The big boys got to feel like the men they like to think they are as I handed them my keys and asked them to drive up to where the panels had been deposited, tie them to the back of my car (which is a wannbe pick-up truck) and drive them back down to where we were working.
At long last, after much toil and sweat and a healthy dose of bickering (I called the blue pliers!) the fence was complete and we turned the horses into the field. One mouthful of that sweet long grass and their eyes rolled back into their heads in delight.
We then took the kids into town for some water ice, where their eyes rolled back into.... oh you get the point.
Good job kids!
This is the field they were grazing on....
And this is their new and improved field.
Labels:
animals,
farm,
horses,
kids,
large family
Sunday, August 1, 2010
Three slices of Amish to go, please ....
I know it's cliched to say the Amish are quaint. But my dealings with them last week left no other words on my lips. Read for yourself and then you be the judge:
Slice 1
Nine year old Fannie opened the screen door before I got up the steps and told me, sorry, they were out of eggs. Hmmm, I thought. This had been happening a lot since they moved a few months ago. Either out, or not enough to fill my usual order of about 3 - 4 dozen (a week's worth).

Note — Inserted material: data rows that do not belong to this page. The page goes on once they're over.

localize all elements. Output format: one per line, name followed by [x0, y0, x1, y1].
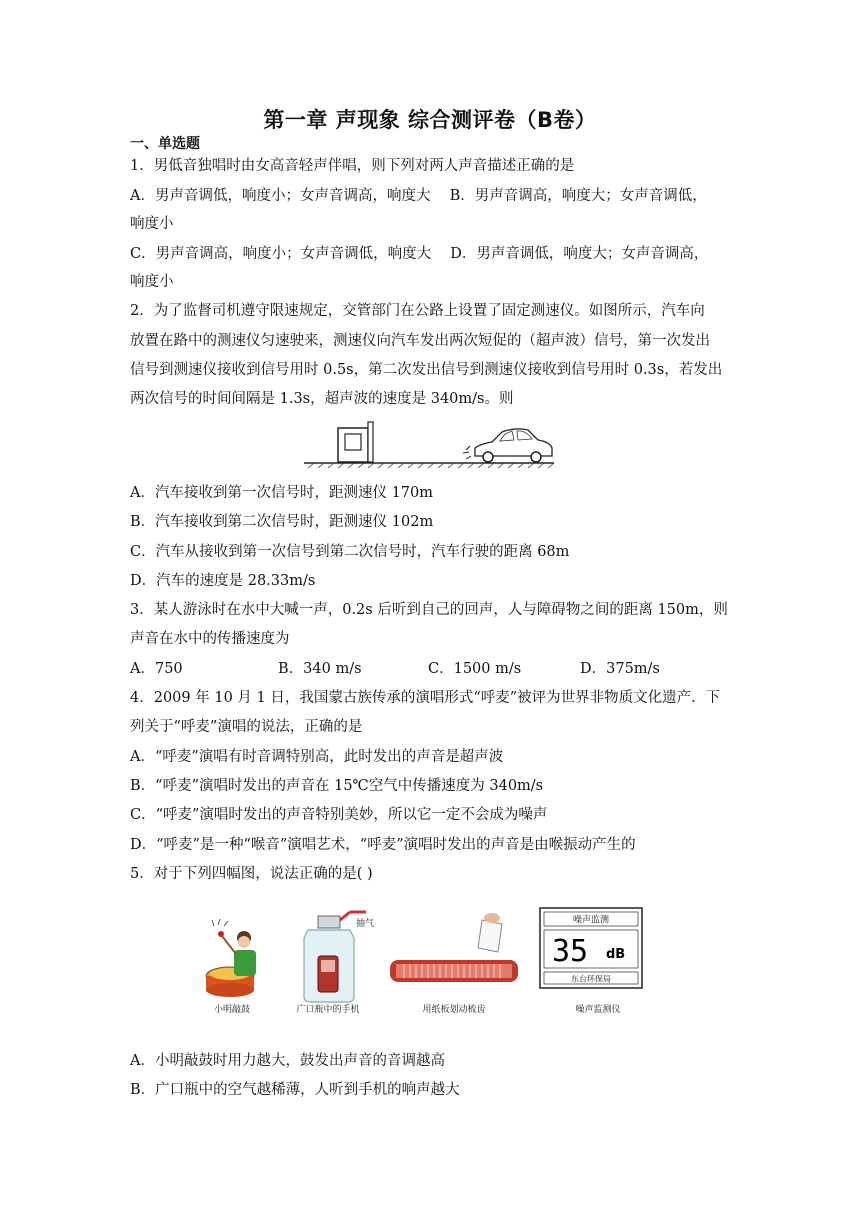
caption-monitor: 噪声监测仪	[575, 1005, 621, 1015]
q3-option-d: D．375m/s	[580, 661, 660, 677]
pump-label: 抽气	[356, 919, 375, 929]
q2-option-b: B．汽车接收到第二次信号时，距测速仪 102m	[130, 514, 434, 530]
q3-line-2: 声音在水中的传播速度为	[130, 631, 290, 647]
section-heading: 一、单选题	[130, 136, 200, 152]
q1-options-cd-cont: 响度小	[130, 274, 174, 290]
caption-jar: 广口瓶中的手机	[296, 1005, 360, 1015]
q4-option-a: A．“呼麦”演唱有时音调特别高，此时发出的声音是超声波	[130, 749, 504, 765]
q2-option-c: C．汽车从接收到第一次信号到第二次信号时，汽车行驶的距离 68m	[130, 544, 570, 560]
q2-option-d: D．汽车的速度是 28.33m/s	[130, 573, 316, 589]
q4-line-1: 4．2009 年 10 月 1 日，我国蒙古族传承的演唱形式“呼麦”被评为世界非物质文化遗产．下	[130, 690, 721, 706]
q1-stem: 1．男低音独唱时由女高音轻声伴唱，则下列对两人声音描述正确的是	[130, 158, 575, 174]
caption-drum: 小明敲鼓	[213, 1005, 251, 1015]
q2-option-a: A．汽车接收到第一次信号时，距测速仪 170m	[130, 485, 434, 501]
q2-line-4: 两次信号的时间间隔是 1.3s，超声波的速度是 340m/s。则	[130, 391, 514, 407]
q5-stem: 5．对于下列四幅图，说法正确的是( )	[130, 866, 373, 882]
q1-options-ab: A．男声音调低，响度小；女声音调高，响度大 B．男声音调高，响度大；女声音调低，	[130, 188, 707, 204]
q5-option-a: A．小明敲鼓时用力越大，鼓发出声音的音调越高	[130, 1053, 445, 1069]
q4-option-d: D．“呼麦”是一种“喉音”演唱艺术，“呼麦”演唱时发出的声音是由喉振动产生的	[130, 837, 636, 853]
q4-option-c: C．“呼麦”演唱时发出的声音特别美妙，所以它一定不会成为噪声	[130, 807, 548, 823]
q2-line-1: 2．为了监督司机遵守限速规定，交管部门在公路上设置了固定测速仪。如图所示，汽车向	[130, 303, 705, 319]
q3-option-a: A．750	[130, 661, 183, 677]
q5-four-figures	[200, 898, 660, 1018]
q3-option-c: C．1500 m/s	[428, 661, 522, 677]
monitor-footer: 东台环保局	[571, 974, 611, 984]
speed-radar-car-figure	[300, 418, 558, 470]
page-title: 第一章 声现象 综合测评卷（B卷）	[263, 108, 597, 132]
q5-option-b: B．广口瓶中的空气越稀薄，人听到手机的响声越大	[130, 1082, 460, 1098]
monitor-reading: 35	[552, 934, 589, 969]
drum-figure	[206, 919, 256, 997]
q2-line-2: 放置在路中的测速仪匀速驶来，测速仪向汽车发出两次短促的（超声波）信号，第一次发出	[130, 333, 710, 349]
monitor-header: 噪声监测	[572, 915, 610, 926]
q3-line-1: 3．某人游泳时在水中大喊一声，0.2s 后听到自己的回声，人与障碍物之间的距离 150m，则	[130, 602, 728, 618]
q2-line-3: 信号到测速仪接收到信号用时 0.5s，第二次发出信号到测速仪接收到信号用时 0.3s，若发出	[130, 362, 723, 378]
noise-monitor-figure	[540, 908, 642, 988]
q1-options-ab-cont: 响度小	[130, 216, 174, 232]
q4-option-b: B．“呼麦”演唱时发出的声音在 15℃空气中传播速度为 340m/s	[130, 778, 544, 794]
q4-line-2: 列关于“呼麦”演唱的说法，正确的是	[130, 719, 363, 735]
q3-option-b: B．340 m/s	[278, 661, 362, 677]
q1-options-cd: C．男声音调高，响度小；女声音调低，响度大 D．男声音调低，响度大；女声音调高，	[130, 246, 709, 262]
comb-figure	[390, 913, 518, 982]
caption-comb: 用纸板划动梳齿	[422, 1005, 486, 1015]
monitor-unit: dB	[606, 947, 626, 962]
jar-phone-figure	[304, 912, 374, 1002]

The hens must not be diggin' their new digs.
I leaned in a little closer and said to the girl, "Do me a favor?"
Fannie was the egg-gatherer of the family and she was starting to look a little nervous now.

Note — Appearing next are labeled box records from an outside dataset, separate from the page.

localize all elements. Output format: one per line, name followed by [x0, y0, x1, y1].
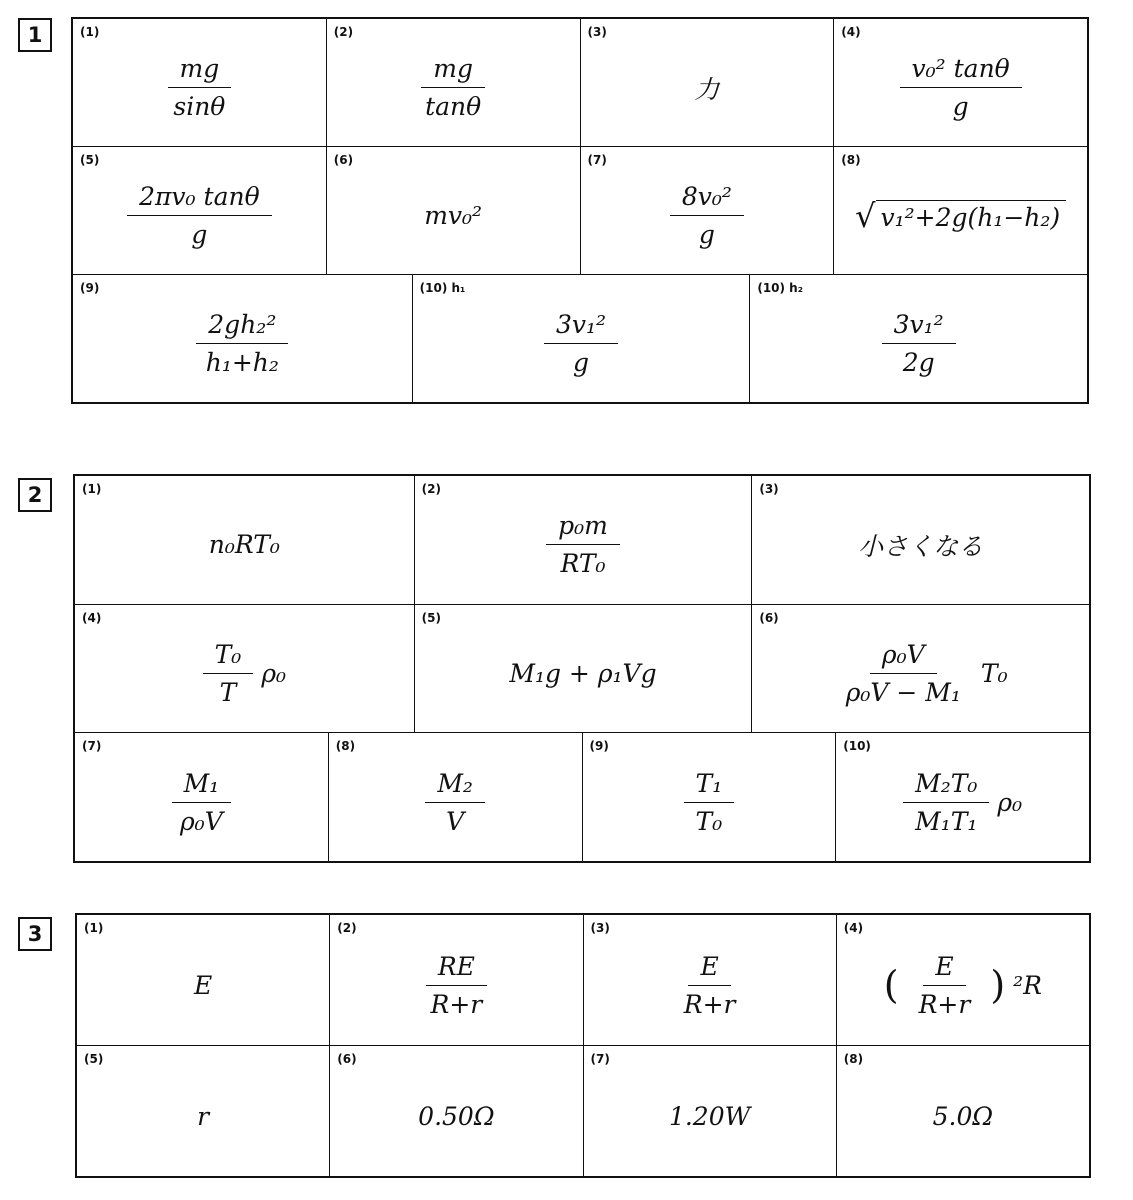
answer-value — [669, 1102, 750, 1131]
answer-cell-2-3-3 — [582, 733, 836, 861]
fraction-denominator: R+r — [918, 989, 971, 1019]
answer-label: (6) — [333, 153, 354, 167]
answer-value — [194, 310, 291, 377]
fraction-numerator: 2πv₀ tanθ — [127, 182, 272, 216]
fraction-denominator: g — [698, 220, 715, 249]
answer-cell-2-3-2 — [328, 733, 582, 861]
fraction-numerator: E — [923, 952, 965, 986]
fraction — [127, 182, 272, 249]
answer-label: (8) — [843, 1052, 864, 1066]
answer-row — [73, 274, 1087, 402]
fraction-denominator: sinθ — [173, 92, 226, 121]
answer-cell-2-2-1 — [75, 605, 414, 733]
answer-text: 小さくなる — [858, 531, 984, 561]
answer-label: (3) — [587, 25, 607, 39]
answer-cell-2-2-3 — [751, 605, 1089, 733]
fraction — [544, 310, 618, 377]
answer-value — [903, 769, 1022, 836]
answer-value — [694, 70, 719, 106]
answer-value — [203, 640, 286, 707]
answer-value — [834, 640, 1008, 707]
answer-row — [77, 1045, 1089, 1176]
answer-label: (10) — [843, 739, 871, 754]
fraction-numerator: RE — [426, 952, 487, 986]
fraction-suffix: ρ₀ — [261, 659, 287, 688]
answer-value — [509, 659, 656, 688]
answer-cell-1-3-3 — [749, 275, 1087, 402]
answer-value — [424, 201, 482, 230]
fraction-denominator: M₁T₁ — [915, 806, 978, 836]
fraction-suffix: ²R — [1013, 970, 1042, 1000]
answer-cell-2-3-1 — [75, 733, 328, 861]
answer-cell-1-3-2 — [412, 275, 750, 402]
radicand: v₁²+2g(h₁−h₂) — [876, 200, 1066, 232]
fraction-numerator: M₂ — [425, 769, 485, 803]
fraction-denominator: g — [191, 220, 208, 249]
answer-label: (10) h₁ — [419, 281, 466, 295]
answer-label: (7) — [590, 1052, 610, 1066]
fraction — [203, 640, 254, 707]
fraction — [425, 769, 485, 836]
answer-label: (2) — [333, 25, 354, 39]
problem-1-answer-grid — [71, 17, 1089, 404]
fraction — [161, 54, 237, 121]
answer-label: (9) — [80, 281, 100, 295]
answer-value — [168, 769, 235, 836]
fraction — [670, 182, 744, 249]
answer-value — [127, 182, 272, 249]
answer-label: (6) — [337, 1052, 357, 1066]
fraction-numerator: T₁ — [684, 769, 735, 803]
fraction-denominator: RT₀ — [560, 549, 606, 579]
answer-value — [900, 54, 1022, 121]
answer-text: r — [197, 1101, 210, 1131]
fraction-numerator: mg — [421, 54, 485, 88]
fraction-numerator: 3v₁² — [882, 310, 956, 344]
fraction-denominator: V — [446, 806, 465, 836]
square-root-expression — [855, 197, 1066, 235]
answer-row — [73, 19, 1087, 146]
answer-cell-3-2-3 — [583, 1046, 836, 1176]
fraction — [546, 511, 620, 578]
answer-label: (3) — [590, 921, 610, 935]
fraction-denominator: tanθ — [425, 92, 482, 121]
answer-row — [73, 146, 1087, 274]
answer-cell-1-2-1 — [73, 147, 326, 274]
answer-label: (4) — [843, 921, 864, 935]
fraction-numerator: M₂T₀ — [903, 769, 989, 803]
answer-label: (7) — [587, 153, 607, 167]
answer-cell-3-1-2 — [329, 915, 582, 1045]
answer-label: (5) — [80, 153, 100, 167]
answer-cell-3-2-2 — [329, 1046, 582, 1176]
answer-cell-1-2-2 — [326, 147, 580, 274]
fraction — [413, 54, 493, 121]
fraction-numerator: mg — [168, 54, 232, 88]
fraction-numerator: T₀ — [203, 640, 254, 674]
answer-text: 0.50Ω — [418, 1101, 495, 1131]
answer-text: 1.20W — [668, 1101, 751, 1131]
fraction-numerator: v₀² tanθ — [900, 54, 1022, 88]
answer-cell-1-1-4 — [833, 19, 1087, 146]
answer-value — [425, 769, 485, 836]
fraction — [684, 769, 735, 836]
answer-label: (2) — [421, 482, 441, 496]
answer-cell-3-2-1 — [77, 1046, 329, 1176]
fraction-suffix: T₀ — [980, 659, 1008, 688]
answer-value — [933, 1102, 994, 1131]
fraction-numerator: M₁ — [172, 769, 232, 803]
fraction-numerator: 3v₁² — [544, 310, 618, 344]
fraction — [834, 640, 973, 707]
answer-label: (8) — [335, 739, 356, 754]
square-root-sign: √ — [855, 196, 876, 235]
answer-cell-3-1-3 — [583, 915, 836, 1045]
answer-value — [197, 1102, 209, 1131]
answer-label: (8) — [841, 153, 861, 167]
fraction-denominator: T — [219, 678, 237, 707]
answer-label: (6) — [759, 610, 779, 625]
fraction-denominator: h₁+h₂ — [205, 348, 279, 377]
answer-cell-1-2-4 — [833, 147, 1087, 274]
problem-3-answer-grid — [75, 913, 1091, 1178]
answer-label: (9) — [589, 739, 609, 754]
fraction-suffix: ρ₀ — [997, 787, 1023, 817]
answer-cell-2-2-2 — [414, 605, 752, 733]
answer-text: 力 — [694, 74, 720, 104]
answer-label: (10) h₂ — [757, 281, 803, 295]
problem-2-answer-grid — [73, 474, 1091, 863]
answer-label: (4) — [841, 25, 861, 39]
fraction-denominator: 2g — [902, 348, 935, 377]
fraction-denominator: R+r — [430, 989, 483, 1019]
answer-value — [209, 530, 280, 559]
answer-value — [544, 310, 618, 377]
fraction-numerator: p₀m — [546, 511, 620, 545]
answer-cell-1-3-1 — [73, 275, 412, 402]
answer-label: (3) — [759, 482, 779, 496]
answer-value — [419, 952, 495, 1019]
answer-row — [75, 604, 1089, 733]
problem-3-number: 3 — [18, 917, 52, 951]
fraction-denominator: R+r — [683, 989, 736, 1019]
fraction — [168, 769, 235, 836]
fraction-numerator: E — [688, 952, 730, 986]
answer-label: (5) — [421, 610, 441, 625]
answer-cell-2-1-2 — [414, 476, 752, 604]
fraction — [882, 310, 956, 377]
answer-row — [75, 476, 1089, 604]
answer-value — [161, 54, 237, 121]
fraction-denominator: g — [952, 92, 969, 121]
answer-text: 5.0Ω — [932, 1101, 994, 1131]
answer-text: n₀RT₀ — [208, 530, 280, 560]
answer-label: (5) — [84, 1052, 104, 1066]
fraction — [903, 769, 989, 836]
answer-value — [882, 310, 956, 377]
answer-value — [684, 769, 735, 836]
fraction — [672, 952, 748, 1019]
answer-cell-3-1-1 — [77, 915, 329, 1045]
answer-cell-1-1-2 — [326, 19, 580, 146]
right-parenthesis: ) — [990, 963, 1006, 1007]
fraction-numerator: ρ₀V — [870, 640, 937, 674]
answer-label: (1) — [82, 482, 102, 496]
answer-value — [884, 952, 1042, 1019]
fraction-denominator: T₀ — [695, 806, 723, 836]
answer-value — [413, 54, 493, 121]
answer-label: (1) — [84, 921, 104, 935]
answer-cell-1-1-3 — [580, 19, 834, 146]
answer-cell-2-1-3 — [751, 476, 1089, 604]
problem-2-number: 2 — [18, 478, 52, 512]
answer-row — [77, 915, 1089, 1045]
answer-label: (2) — [337, 921, 357, 935]
answer-cell-1-2-3 — [580, 147, 834, 274]
answer-cell-3-1-4 — [836, 915, 1089, 1045]
answer-row — [75, 732, 1089, 861]
answer-value — [855, 197, 1066, 235]
answer-label: (1) — [80, 25, 100, 39]
answer-text: M₁g + ρ₁Vg — [509, 659, 657, 688]
answer-cell-2-3-4 — [835, 733, 1089, 861]
fraction-denominator: ρ₀V — [179, 806, 223, 836]
answer-label: (7) — [82, 739, 102, 754]
answer-text: mv₀² — [424, 201, 483, 230]
fraction — [907, 952, 983, 1019]
fraction — [194, 310, 291, 377]
answer-cell-2-1-1 — [75, 476, 414, 604]
answer-value — [194, 971, 212, 1000]
fraction-denominator: g — [572, 348, 589, 377]
answer-value — [858, 527, 983, 563]
fraction-denominator: ρ₀V − M₁ — [845, 678, 961, 707]
left-parenthesis: ( — [883, 963, 899, 1007]
fraction — [419, 952, 495, 1019]
problem-1-number: 1 — [18, 18, 52, 52]
answer-label: (4) — [82, 610, 102, 625]
fraction — [900, 54, 1022, 121]
answer-value — [546, 511, 620, 578]
answer-text: E — [194, 970, 213, 1000]
fraction-numerator: 8v₀² — [670, 182, 744, 216]
answer-value — [672, 952, 748, 1019]
fraction-numerator: 2gh₂² — [196, 310, 288, 344]
answer-cell-1-1-1 — [73, 19, 326, 146]
answer-value — [670, 182, 744, 249]
answer-cell-3-2-4 — [836, 1046, 1089, 1176]
answer-value — [418, 1102, 494, 1131]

"Tell your hens to start laying more eggs."
She looked at me very seriously for just a moment, processing my request, then broke into a gap-toothed giggle.
Slice 2
Out picking up milk, I noticed more kids than usual running about the place. I asked Katie if she had relatives visiting, but she said no, she was just watching some neighbor kids for a few hours. Next thing I knew, I heard a brisk clip-clop turning into the barnyard. I turned in time to see a little chocolate and cream miniature horse turning in off the road, pulling a cart full of grinning and laughing Amish kids, all outfitted in their usual straw hats and suspenders and aprons and bonnets. The boy at the wheel, so to speak, expertly pulled his charge up to the barn and in the blink of an eye the cart was unloaded and the kids clambered all over the pony like termites on a log, unbuckling the leather straps of his harness. Within seconds the little horse was free of his trappings, walked into the barn, and the cart parked. Why is it that my kids can't even put their cereal boxes away?
Slice 3
A couple days later I was at the same farm. While Katie was filling my milk order, I noticed her husband walking their new horse from the barn out to the paddock. He turned him loose, then shut the gate and leaned on the fence railings to evaluate his newest piece of horse flesh. Soon enough, their oldest son joined him, and he leaned identically against the fence, watching the horse in the manliest way he was able. Father and son were near mirror images of each other in their black woolen pants with suspenders, worn work boots, blue cloth shirts and straw hats. It seems no matter the culture, older men and younger men will convene together and talk cars.
But then as I was leaving, I noticed their youngest son had also joined in the observation and discussion. Between father and teenaged son, squatted down on his haunches and peering through the fence, was their three year old boy. Red hair sprouted from under his straw hat, and he wore the identical black pants, suspenders and blue shirt that his elders wore. But as I drove past, he turned to wave, still squatted down, and I saw he was clutching in his arms a cast-off rag doll from one of his older sisters.
Quanit? Please. The word doesn't even begin to descibe the scene.